Он обнимал ее. Чувствовал, как на его руки бегут ее быстрые слезы. Стоял, сжав плотно веки. Тот московский переулок в снегу, заснеженная старая церковь, застывший в облупленной капители голубь. И мука его не кончалась.
— Мама, папа, вы что? — услышал он. — О чем это вы так громко? — Из соседней комнаты вышел сын, отдохнувший, улыбающийся, держа на плечах тулуп. — О чем спорите? Может, я помогу?
— Ни о чем, сынок. Какие уж наши споры! Иди к нам. Постоим, помолчим.
Они стояли втроем. Сын обнимал их. Молчали. И было им всем каждому по-своему больно и хорошо.
Глава двадцать шестая
Дронов и сын Алеша гуляли по белой лесной дороге, уводившей от коттеджей в зеленый ельник, в синие долгие тени, в полосы желтого солнца. Медленно удалялись от дома. Дронов слушал сына, его энергичное молодое витийство.
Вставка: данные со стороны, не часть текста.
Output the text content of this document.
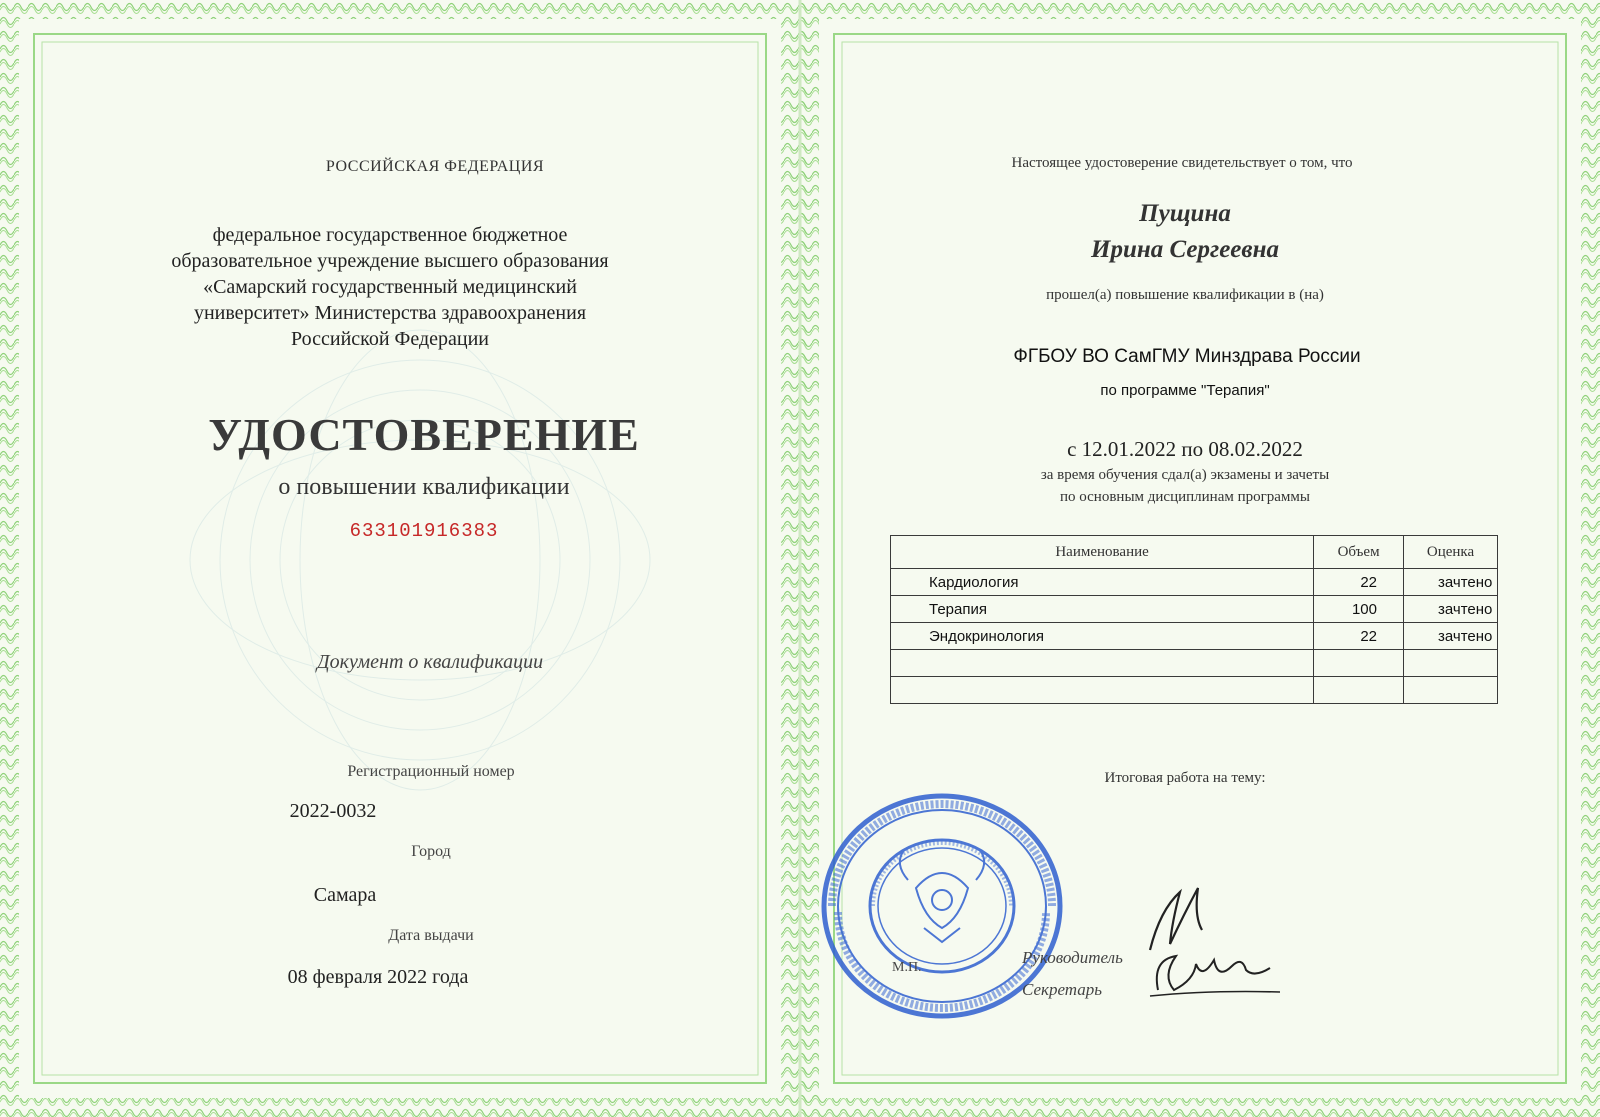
РОССИЙСКАЯ ФЕДЕРАЦИЯ
федеральное государственное бюджетное
образовательное учреждение высшего образования
«Самарский государственный медицинский
университет» Министерства здравоохранения
Российской Федерации
УДОСТОВЕРЕНИЕ
о повышении квалификации
633101916383
Документ о квалификации
Регистрационный номер
2022-0032
Город
Самара
Дата выдачи
08 февраля 2022 года
Настоящее удостоверение свидетельствует о том, что
Пущина
Ирина Сергеевна
прошел(а) повышение квалификации в (на)
ФГБОУ ВО СамГМУ Минздрава России
по программе "Терапия"
с 12.01.2022 по 08.02.2022
за время обучения сдал(а) экзамены и зачеты
по основным дисциплинам программы
Наименование	Объем	Оценка
Кардиология	22	зачтено
Терапия	100	зачтено
Эндокринология	22	зачтено

Итоговая работа на тему:
М.П.
Руководитель
Секретарь
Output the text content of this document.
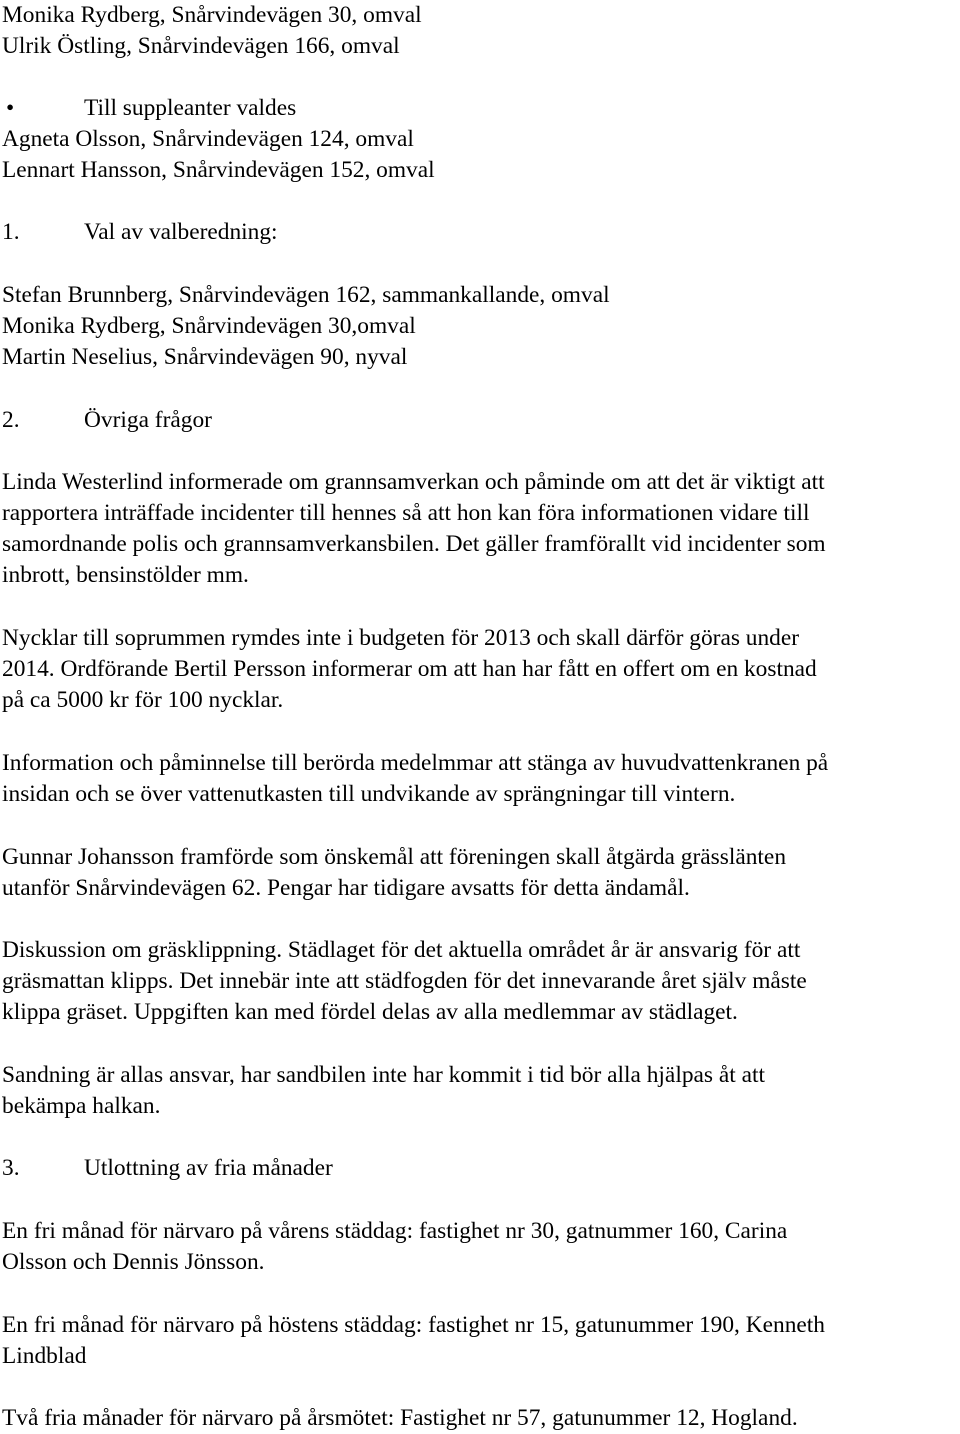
Monika Rydberg, Snårvindevägen 30, omval
Ulrik Östling, Snårvindevägen 166, omval
•	Till suppleanter valdes
Agneta Olsson, Snårvindevägen 124, omval
Lennart Hansson, Snårvindevägen 152, omval
1.	Val av valberedning:
Stefan Brunnberg, Snårvindevägen 162, sammankallande, omval
Monika Rydberg, Snårvindevägen 30,omval
Martin Neselius, Snårvindevägen 90, nyval
2.	Övriga frågor
Linda Westerlind informerade om grannsamverkan och påminde om att det är viktigt att
rapportera inträffade incidenter till hennes så att hon kan föra informationen vidare till
samordnande polis och grannsamverkansbilen. Det gäller framförallt vid incidenter som
inbrott, bensinstölder mm.
Nycklar till soprummen rymdes inte i budgeten för 2013 och skall därför göras under
2014. Ordförande Bertil Persson informerar om att han har fått en offert om en kostnad
på ca 5000 kr för 100 nycklar.
Information och påminnelse till berörda medelmmar att stänga av huvudvattenkranen på
insidan och se över vattenutkasten till undvikande av sprängningar till vintern.
Gunnar Johansson framförde som önskemål att föreningen skall åtgärda grässlänten
utanför Snårvindevägen 62. Pengar har tidigare avsatts för detta ändamål.
Diskussion om gräsklippning. Städlaget för det aktuella området år är ansvarig för att
gräsmattan klipps. Det innebär inte att städfogden för det innevarande året själv måste
klippa gräset. Uppgiften kan med fördel delas av alla medlemmar av städlaget.
Sandning är allas ansvar, har sandbilen inte har kommit i tid bör alla hjälpas åt att
bekämpa halkan.
3.	Utlottning av fria månader
En fri månad för närvaro på vårens städdag: fastighet nr 30, gatnummer 160, Carina
Olsson och Dennis Jönsson.
En fri månad för närvaro på höstens städdag: fastighet nr 15, gatunummer 190, Kenneth
Lindblad
Två fria månader för närvaro på årsmötet: Fastighet nr 57, gatunummer 12, Hogland.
Искоса мельком взглядывал на близкое сыновье лицо, на статное, сильное тело. Испытывал нежность и робость. Неужели это он, Алеша, его милый мальчик, с кем когда-то, в далекий, им обоим подаренный день ночевали в деревенской избе, под лоскутным крестьянским одеялом, и он, отец, фантазировал, складывал какую-то сказку, про какой-то прилетевший из неба корабль, про каких-то жестоких небесных воителей, решивших покорить всю землю, и сын забывал дышать от восхищения и страха, прижимался к нему своим маленьким жарким телом. Неужели это он, Алеша, сильный, энергичный мужчина, познавший войну, видевший смерть и страдания, и есть тот худенький, хрупкий мальчик, доверчивый и наивный, тихо смеявшийся под лоскутным деревенским одеялом?